Образ человека: типическое и особенное

Вопрос о том, «что есть человек», в общем, абстрактно-метафизическом плане не интересовал Салимбене. Но и конкретные черты человека, его особенные свойства или их неповторимое сочетание редко привлекали внимание хрониста. Описание многочисленных персонажей, которые встречаются на страницах труда Салимбене, как правило, не передает специфические, частные качества каждого конкретного лица. Оригинальность, самобытность характера воспринимались чуть ли не как нарушение установленного порядка вещей, как своеволие, в иных случаях приравниваемое или даже отождествляемое с ересью[185 - Показательно, что наиболее выпукло, рельефно, в некоторых случаях даже зримо изображены в «Хронике» те немногие персонажи, разрыв с нормами церковной жизни и учения которых у ее автора не вызывал сомнений.

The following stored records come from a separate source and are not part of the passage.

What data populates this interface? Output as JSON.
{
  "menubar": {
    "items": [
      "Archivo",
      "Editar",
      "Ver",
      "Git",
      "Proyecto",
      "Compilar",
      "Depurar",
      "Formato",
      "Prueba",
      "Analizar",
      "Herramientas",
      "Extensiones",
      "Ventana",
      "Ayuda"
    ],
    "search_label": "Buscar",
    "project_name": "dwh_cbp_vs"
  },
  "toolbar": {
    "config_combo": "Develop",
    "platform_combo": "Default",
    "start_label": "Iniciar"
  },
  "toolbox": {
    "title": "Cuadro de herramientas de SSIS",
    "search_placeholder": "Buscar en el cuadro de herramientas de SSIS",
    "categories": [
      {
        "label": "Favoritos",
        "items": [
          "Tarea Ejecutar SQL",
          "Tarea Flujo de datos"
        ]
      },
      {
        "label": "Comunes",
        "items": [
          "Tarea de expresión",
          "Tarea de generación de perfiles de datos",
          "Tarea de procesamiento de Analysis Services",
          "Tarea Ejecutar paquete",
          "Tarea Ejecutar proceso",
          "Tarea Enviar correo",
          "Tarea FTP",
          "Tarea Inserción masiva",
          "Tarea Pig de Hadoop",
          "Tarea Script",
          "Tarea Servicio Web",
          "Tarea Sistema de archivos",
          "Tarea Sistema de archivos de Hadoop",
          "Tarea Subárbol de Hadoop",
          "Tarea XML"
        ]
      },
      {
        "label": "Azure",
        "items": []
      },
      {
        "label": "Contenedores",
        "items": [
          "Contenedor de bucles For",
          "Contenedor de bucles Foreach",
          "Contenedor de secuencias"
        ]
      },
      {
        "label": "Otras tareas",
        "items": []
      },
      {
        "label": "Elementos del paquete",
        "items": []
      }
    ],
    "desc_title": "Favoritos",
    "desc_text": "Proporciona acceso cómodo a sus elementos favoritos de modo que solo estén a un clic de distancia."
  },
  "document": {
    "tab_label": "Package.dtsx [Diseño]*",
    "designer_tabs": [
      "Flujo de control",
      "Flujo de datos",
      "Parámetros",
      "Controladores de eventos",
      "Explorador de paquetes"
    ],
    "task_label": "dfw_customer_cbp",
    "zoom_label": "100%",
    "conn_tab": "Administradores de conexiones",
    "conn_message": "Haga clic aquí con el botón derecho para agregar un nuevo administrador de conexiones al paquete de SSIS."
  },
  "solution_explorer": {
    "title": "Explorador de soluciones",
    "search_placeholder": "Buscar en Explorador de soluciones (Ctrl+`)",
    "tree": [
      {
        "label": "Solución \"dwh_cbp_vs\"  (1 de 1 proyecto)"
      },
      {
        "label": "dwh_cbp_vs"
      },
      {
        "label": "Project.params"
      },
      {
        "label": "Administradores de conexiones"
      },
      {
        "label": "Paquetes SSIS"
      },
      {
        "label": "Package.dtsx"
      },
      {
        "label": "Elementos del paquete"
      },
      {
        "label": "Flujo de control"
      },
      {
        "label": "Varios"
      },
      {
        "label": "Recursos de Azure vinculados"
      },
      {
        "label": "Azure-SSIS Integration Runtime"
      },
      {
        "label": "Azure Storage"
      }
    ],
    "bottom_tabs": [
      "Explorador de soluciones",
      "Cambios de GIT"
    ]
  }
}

Так, например, Салимбене сообщал не только много подробностей о жизни, деятельности и отдельных выходках основателя секты «апостольских братьев» Герардина Сегарелли, но и о том, как он одевался, как выговаривал слова (Ibid. Р. 369–384; С. 392–404), так что портрет ересиарха, пусть даже несколько карикатуризированный пристрастным описанием, получился весьма конкретным и вполне наглядно представляемым.].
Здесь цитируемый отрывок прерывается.